Recorded Abbey Road Studio 3, London
Recorded in 1936, released as HMV 78s, D.B.3115-3121
Matrix numbers: 2EA: 4510-11 4466-67-68-69 4462-63-64-65 4506-07-08-09
Takes: All first take recordings
Bill Rosen's Review
Crisp and brilliant
Both the sound and the performance of these four quartets emerge crisp and brilliant on this release. All the sec, witty, minimalist virtues inherent but not always evident in the original recording have been revealed in this reprocessing.
Opus 1 #6 shows that there is no such thing as immature Haydn. A jolly, very short allegro gives way to a minuet followed by a slow movement on muted strings with a pizzicato accompaniment. A four square allegro moderato ends with a more rapid variation.

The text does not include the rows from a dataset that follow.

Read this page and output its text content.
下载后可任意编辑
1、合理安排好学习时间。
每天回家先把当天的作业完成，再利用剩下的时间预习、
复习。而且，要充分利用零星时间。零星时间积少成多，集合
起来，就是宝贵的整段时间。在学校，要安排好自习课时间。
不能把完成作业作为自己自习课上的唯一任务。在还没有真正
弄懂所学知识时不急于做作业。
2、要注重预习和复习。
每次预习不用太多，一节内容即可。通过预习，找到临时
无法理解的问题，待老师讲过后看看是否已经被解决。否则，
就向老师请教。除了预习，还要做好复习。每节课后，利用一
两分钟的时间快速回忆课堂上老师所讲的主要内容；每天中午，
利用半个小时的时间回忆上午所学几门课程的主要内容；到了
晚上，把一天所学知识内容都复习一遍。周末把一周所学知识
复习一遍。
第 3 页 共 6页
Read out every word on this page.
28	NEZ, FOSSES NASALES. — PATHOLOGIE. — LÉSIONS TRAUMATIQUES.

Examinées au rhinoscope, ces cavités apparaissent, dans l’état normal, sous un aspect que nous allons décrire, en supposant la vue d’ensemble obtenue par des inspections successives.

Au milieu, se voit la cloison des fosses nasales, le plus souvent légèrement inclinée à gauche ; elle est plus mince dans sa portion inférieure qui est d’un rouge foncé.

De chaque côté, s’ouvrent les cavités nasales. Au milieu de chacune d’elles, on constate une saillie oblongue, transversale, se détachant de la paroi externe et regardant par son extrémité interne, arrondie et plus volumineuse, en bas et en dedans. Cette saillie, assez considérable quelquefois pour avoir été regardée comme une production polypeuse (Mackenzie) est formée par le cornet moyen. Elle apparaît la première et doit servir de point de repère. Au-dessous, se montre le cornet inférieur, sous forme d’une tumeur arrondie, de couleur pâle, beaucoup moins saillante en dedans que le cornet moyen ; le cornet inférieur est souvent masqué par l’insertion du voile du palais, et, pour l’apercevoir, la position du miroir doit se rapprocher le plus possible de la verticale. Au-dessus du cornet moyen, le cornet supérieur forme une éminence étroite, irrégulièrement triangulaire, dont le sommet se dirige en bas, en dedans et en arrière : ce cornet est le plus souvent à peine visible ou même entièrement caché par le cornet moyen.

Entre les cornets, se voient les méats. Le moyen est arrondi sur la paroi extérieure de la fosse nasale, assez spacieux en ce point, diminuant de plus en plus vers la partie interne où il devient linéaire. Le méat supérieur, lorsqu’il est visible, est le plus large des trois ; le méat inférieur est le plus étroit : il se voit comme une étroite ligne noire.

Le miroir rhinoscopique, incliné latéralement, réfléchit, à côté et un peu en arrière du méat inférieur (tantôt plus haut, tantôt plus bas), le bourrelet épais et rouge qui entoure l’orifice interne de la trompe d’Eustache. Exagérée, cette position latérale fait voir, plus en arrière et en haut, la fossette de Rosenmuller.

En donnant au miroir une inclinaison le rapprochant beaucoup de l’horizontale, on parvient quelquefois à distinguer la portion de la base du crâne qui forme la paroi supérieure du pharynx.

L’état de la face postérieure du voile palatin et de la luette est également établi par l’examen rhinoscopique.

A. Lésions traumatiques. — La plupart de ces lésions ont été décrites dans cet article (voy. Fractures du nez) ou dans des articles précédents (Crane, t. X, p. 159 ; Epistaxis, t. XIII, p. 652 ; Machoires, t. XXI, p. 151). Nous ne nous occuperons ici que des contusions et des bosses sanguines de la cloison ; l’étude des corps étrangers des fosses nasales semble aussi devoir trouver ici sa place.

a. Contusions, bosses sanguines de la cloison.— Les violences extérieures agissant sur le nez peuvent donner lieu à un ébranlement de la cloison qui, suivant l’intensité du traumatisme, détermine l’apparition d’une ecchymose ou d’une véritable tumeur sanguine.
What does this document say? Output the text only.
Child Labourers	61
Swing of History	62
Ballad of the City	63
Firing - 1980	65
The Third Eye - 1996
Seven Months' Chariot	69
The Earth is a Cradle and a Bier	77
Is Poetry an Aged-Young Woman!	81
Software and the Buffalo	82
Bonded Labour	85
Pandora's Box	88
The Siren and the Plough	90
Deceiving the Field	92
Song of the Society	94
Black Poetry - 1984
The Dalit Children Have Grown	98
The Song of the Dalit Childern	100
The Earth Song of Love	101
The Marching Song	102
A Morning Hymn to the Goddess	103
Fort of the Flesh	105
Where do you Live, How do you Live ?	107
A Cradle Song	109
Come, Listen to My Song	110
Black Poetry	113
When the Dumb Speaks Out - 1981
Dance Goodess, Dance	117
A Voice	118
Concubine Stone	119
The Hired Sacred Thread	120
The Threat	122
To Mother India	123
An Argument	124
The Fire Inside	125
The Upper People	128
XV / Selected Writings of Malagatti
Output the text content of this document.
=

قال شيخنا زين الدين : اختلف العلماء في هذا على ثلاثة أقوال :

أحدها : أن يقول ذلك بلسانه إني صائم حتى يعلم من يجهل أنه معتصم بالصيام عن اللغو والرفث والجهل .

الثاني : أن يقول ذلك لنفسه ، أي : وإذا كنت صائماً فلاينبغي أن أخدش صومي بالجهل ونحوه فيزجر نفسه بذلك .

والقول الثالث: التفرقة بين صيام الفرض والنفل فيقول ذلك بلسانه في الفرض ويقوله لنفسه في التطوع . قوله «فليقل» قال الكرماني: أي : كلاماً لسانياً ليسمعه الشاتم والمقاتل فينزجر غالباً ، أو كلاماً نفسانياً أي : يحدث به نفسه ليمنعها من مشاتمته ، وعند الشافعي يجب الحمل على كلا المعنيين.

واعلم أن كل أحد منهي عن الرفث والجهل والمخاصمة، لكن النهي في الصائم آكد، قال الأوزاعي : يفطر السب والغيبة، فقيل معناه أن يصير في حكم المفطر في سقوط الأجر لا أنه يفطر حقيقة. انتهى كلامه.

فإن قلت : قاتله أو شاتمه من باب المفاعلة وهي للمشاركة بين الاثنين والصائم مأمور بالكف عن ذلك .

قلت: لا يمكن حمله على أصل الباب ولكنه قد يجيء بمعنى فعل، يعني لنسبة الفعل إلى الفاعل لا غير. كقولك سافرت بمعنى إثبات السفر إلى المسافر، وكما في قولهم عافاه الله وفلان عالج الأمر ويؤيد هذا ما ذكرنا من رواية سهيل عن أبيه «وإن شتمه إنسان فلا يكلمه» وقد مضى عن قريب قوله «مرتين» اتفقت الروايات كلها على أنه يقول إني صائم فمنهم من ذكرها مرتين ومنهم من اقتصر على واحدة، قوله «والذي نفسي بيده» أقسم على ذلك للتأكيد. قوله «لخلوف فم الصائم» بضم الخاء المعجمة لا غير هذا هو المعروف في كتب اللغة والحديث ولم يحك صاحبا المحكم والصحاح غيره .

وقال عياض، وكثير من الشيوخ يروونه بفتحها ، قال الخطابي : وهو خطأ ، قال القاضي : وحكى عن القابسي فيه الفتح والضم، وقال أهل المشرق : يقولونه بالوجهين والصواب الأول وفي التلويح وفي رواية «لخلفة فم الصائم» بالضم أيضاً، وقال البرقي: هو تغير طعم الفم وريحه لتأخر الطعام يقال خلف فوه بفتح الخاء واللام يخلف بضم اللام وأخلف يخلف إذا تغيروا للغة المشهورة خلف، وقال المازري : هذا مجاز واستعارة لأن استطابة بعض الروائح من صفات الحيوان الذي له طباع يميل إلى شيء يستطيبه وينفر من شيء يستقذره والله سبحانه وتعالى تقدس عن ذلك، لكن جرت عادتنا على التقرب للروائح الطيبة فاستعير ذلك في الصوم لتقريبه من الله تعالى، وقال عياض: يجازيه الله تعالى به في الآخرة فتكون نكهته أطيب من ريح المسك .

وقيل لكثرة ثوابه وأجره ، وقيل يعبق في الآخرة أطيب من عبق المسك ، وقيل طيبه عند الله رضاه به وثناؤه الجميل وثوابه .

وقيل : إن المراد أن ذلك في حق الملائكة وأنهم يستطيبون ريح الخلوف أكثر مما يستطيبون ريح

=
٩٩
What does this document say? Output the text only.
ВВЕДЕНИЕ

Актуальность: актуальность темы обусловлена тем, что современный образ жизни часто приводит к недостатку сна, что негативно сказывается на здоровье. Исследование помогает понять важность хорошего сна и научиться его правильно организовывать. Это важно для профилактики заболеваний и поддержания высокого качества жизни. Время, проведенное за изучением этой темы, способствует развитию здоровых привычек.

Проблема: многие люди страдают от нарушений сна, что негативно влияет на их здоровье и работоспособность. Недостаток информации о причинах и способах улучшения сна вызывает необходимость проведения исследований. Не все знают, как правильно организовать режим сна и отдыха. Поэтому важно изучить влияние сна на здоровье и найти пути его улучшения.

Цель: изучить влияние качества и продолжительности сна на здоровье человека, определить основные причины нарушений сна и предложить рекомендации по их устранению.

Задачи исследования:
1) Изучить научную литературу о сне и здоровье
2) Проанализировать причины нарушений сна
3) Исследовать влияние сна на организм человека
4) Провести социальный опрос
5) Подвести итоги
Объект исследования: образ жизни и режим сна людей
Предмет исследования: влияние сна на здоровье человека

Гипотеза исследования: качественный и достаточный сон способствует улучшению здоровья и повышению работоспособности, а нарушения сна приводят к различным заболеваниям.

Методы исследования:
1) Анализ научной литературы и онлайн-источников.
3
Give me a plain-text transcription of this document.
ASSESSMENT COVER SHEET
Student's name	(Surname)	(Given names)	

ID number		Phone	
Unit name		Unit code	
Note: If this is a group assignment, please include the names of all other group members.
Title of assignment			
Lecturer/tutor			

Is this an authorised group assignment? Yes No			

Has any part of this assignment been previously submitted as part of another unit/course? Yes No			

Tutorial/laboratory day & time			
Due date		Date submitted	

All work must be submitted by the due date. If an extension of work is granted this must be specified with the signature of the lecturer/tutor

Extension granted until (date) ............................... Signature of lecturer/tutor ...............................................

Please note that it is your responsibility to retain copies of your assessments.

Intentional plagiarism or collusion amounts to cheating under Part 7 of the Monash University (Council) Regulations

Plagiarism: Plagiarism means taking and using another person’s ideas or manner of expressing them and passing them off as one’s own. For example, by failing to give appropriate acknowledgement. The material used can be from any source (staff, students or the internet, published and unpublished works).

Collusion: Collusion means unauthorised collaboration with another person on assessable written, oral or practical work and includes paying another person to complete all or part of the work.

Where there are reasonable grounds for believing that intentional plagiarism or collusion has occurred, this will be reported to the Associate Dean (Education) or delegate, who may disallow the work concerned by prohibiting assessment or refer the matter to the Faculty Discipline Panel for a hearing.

Opus 54 #3 begins with a mellow but not too rapid allegro, undergoes a highly modulatory development and a very irregular recapitulation. A walking andante featuring first violin figurations leads to a thrusting powerful minuet. The opening stealthy theme of the finale brings expectations of powerful developments ahead and so it is with this monothematic tour de force.
Opus 55 #1 introduces one of Haydn's most wayward and roving first movements where sonata form waypoints are difficult to locate. A rather conventional slow movement leads to a charming, trilling minuet. The finale is rapid, clothed in textual and harmonic fantasy and filled with contrapuntal touches.
Op 64 #4 propels a striding theme and subjects it to inexhaustible harmonic changes. A rather conventional (for Haydn) minuet leads to an andante with variations. The finale is very dynamic and swift and ends off balance (at least it caught this listener off balance).
This series, perhaps extending to eight volumes, will surely be one of the mainstays of the Pristine Audio catalog. Those who have only heard these performances in their flat EMI LP incarnation can have no idea of the artistic riches that have been set free herein.